Steph McGovern (right) and Val McDermid at this year's festival. Pic: Gerard Binks
The couple stayed for about three years before moving back to McGovern's native north-east. She says: “We left due to childcare. And I’d got a house by the sea and after lockdown we just wanted a change.”
She returns to North Yorkshire regularly: “I’ve got tons of friends here and still go to Rudding Park quite a bit. I think it’s the best spa in the country. Even when I had moved to Newcastle and was still doing my show in Leeds, I would stay at Rudding.”
Harrogate, she says, is the perfect place to host the crime writing festival, which is staged by the arts charity Harrogate International Festivals and sold almost 20,000 tickets this year.
"Obviously it’s where Agatha Christie came — we are never allowed to forget that — but it’s a great set-up and the local economy does well from it. There are lots of people buying food as well as books.”
She likes to visit Bettys Tea Room when she returns. “I know that sounds so cliched, but I do love going there. I love their kedgeree.”
Does she get recognised? “Yes, but here it feels different because if you live in Harrogate you probably know I lived here so therefore you are used to me and in the crime world most people know me from events so it’s not like fame, it’s more like just like greeting a neighbour.”
Speaking at last week's festival. Pic: Gerard Binks
McGovern's crime writing friend Ann Cleeves first invited her to the festival in 2015 to interview screenwriter Paul Abbot, who wrote the comedy drama Shameless. She recalls:
I absolutely loved it. I have always read loads of crime fiction, and it was great to be among all the authors. I realised it was so accessible. It’s not like typical showbiz events where people are kept away from the fans. I loved that interaction and hearing the authors talk.
Attending previous festivals inspired her to have a go at writing: “I had just had my baby, we were living in Harrogate and I was doing a TV show from my house because I couldn’t do it from the studios. Writing was kind of my sanity — I could go off into this fictional world with these characters. That’s what I was doing when everyone else was making banana bread.”
Deadline begins with a journalist conducting a live TV interview with the chancellor. Her earpiece is hijacked by someone who says they have kidnapped her family, and a pacey thriller evolves.
McGovern says she has never been more intimidated by anything than writing the book.
I know I am a storyteller. I know that I can do that on the telly or radio, but I never thought I had the ability to write. I was intimidated by how good everyone is with language, vocabulary, punctuation and grammar and I was thinking. ‘I don’t know if I have that in me’.
Posing with her book in Harrogate. Pic: Gerard Binks
Asked to name her favourite authors she reels off Lisa Jewell, Gillian McAllister, Val McDermid, Mike Craven, Harlan Coben and Laura Shepherd Robinson.
What about her favourite crime novel?
It depends which day you ask me. My favourite one I’ve read recently is The Final Act of Juliette Willoughby by Ellery Lloyd, which is a husband-and-wife team.
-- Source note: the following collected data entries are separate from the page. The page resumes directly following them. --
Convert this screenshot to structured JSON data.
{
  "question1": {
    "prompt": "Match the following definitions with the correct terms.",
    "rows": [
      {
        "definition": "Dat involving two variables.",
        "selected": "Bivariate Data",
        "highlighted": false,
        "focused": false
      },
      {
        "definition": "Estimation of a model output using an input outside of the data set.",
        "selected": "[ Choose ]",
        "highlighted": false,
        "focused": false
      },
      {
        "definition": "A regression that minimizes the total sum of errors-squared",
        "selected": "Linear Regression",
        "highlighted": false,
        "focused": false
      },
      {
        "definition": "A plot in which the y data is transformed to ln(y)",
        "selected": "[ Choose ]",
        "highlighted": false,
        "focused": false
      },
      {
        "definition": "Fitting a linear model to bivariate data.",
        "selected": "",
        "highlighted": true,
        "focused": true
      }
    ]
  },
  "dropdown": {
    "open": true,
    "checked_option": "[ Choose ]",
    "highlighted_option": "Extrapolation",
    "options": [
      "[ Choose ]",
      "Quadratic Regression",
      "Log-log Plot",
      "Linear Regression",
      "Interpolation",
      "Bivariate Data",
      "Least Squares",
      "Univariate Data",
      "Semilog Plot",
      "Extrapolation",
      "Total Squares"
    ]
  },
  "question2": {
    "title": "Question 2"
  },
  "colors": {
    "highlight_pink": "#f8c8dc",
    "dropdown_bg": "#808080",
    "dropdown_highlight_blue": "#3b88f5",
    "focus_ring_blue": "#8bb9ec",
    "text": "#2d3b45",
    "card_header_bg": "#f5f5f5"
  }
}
Lisa Jewell’s Don’t Let Him In is an amazing book, so is Gillian McAllister’s Wrong Place Wrong Time. I could go on. I just eat books.
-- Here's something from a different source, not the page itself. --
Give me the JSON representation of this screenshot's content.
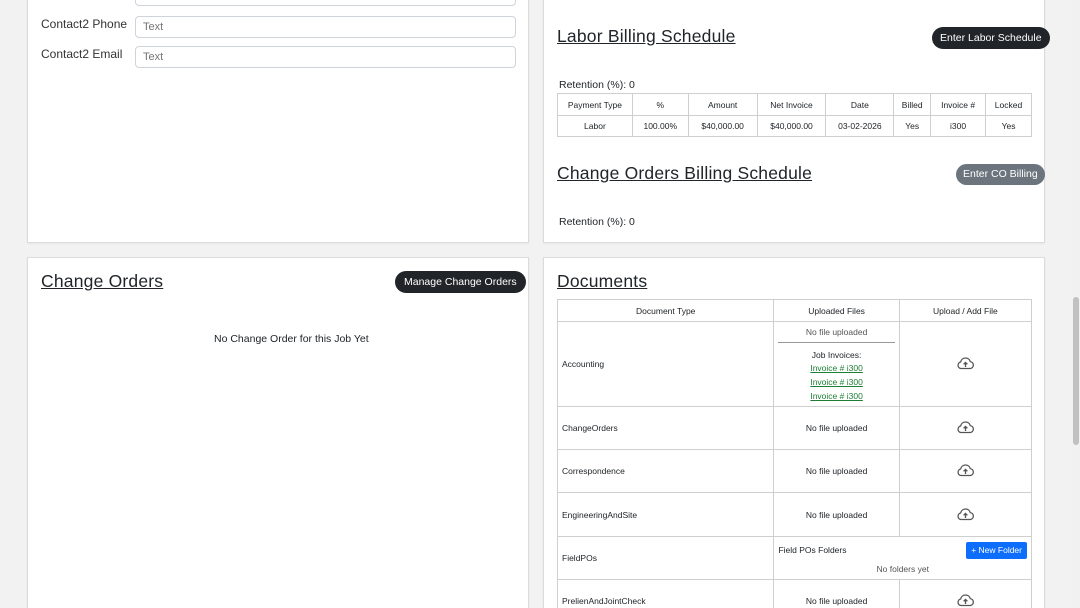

A second novel, which she hopes will be out in 2027, is in the pipeline. “This one will be much faster, and I’m enjoying it. Now I’m not intimidated by the process and it’s fun.”
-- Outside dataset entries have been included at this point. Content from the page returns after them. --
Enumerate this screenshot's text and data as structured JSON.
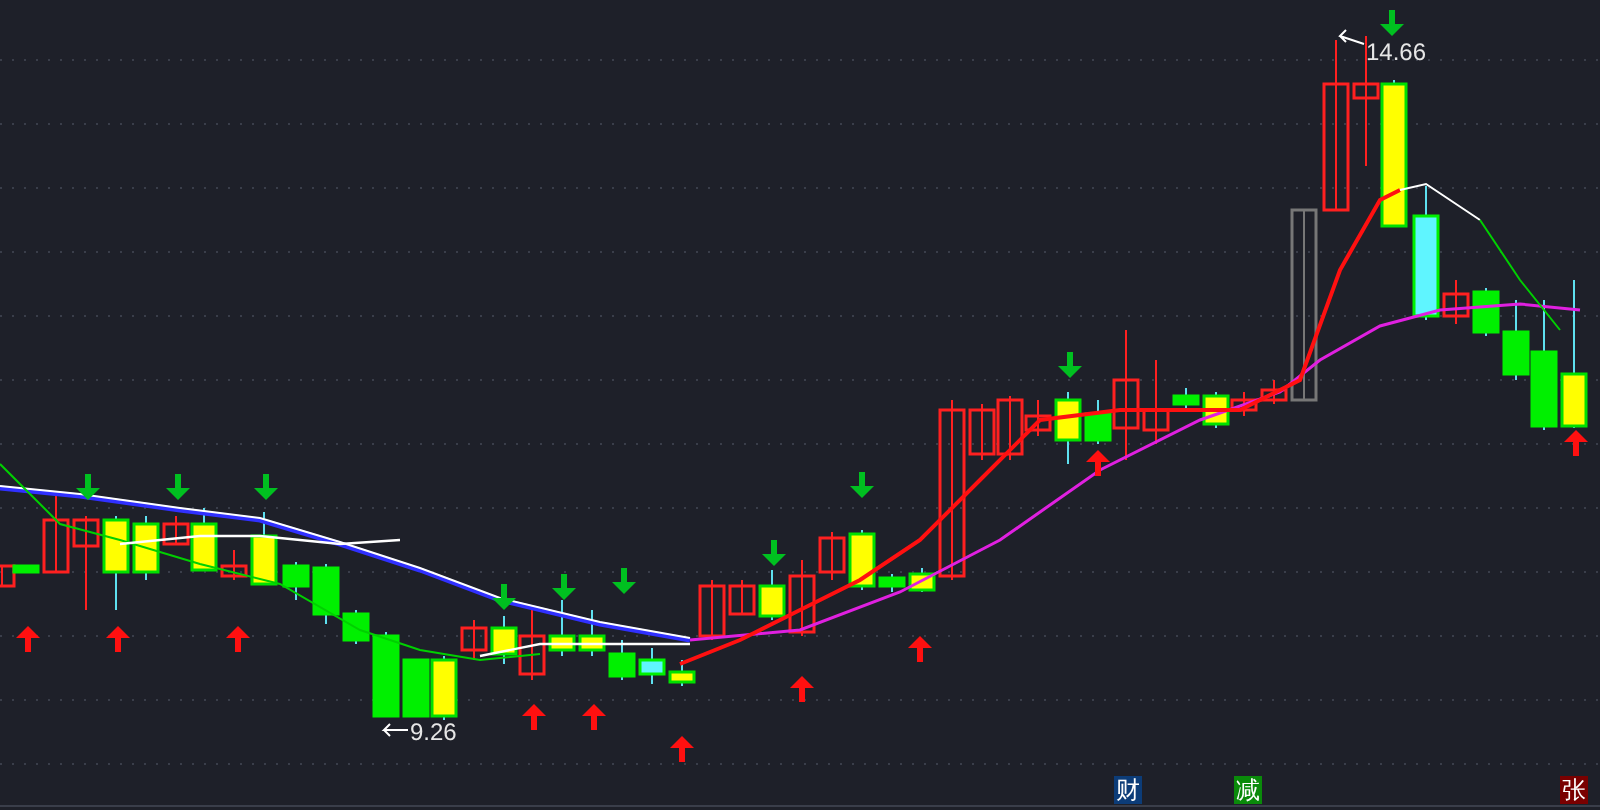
{
  "chart": {
    "high_label": "14.66",
    "low_label": "9.26"
  },
  "markers": [
    {
      "text": "财",
      "color": "#0c3c78"
    },
    {
      "text": "减",
      "color": "#0a8a0a"
    },
    {
      "text": "张",
      "color": "#7a0000"
    }
  ]
}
What advice does she have for anyone thinking of writing a book?
Just go for it because there’s no right or wrong way to do it. Everyone’s got entirely different ways of doing it. All that matters is, get something down. If you’ve got an exciting end, write the end first and then go backwards. People worry about it. I call it the FOGS – the fear of getting started – writing that first word. Don’t start there – start with the drama if that’s how you find it easier.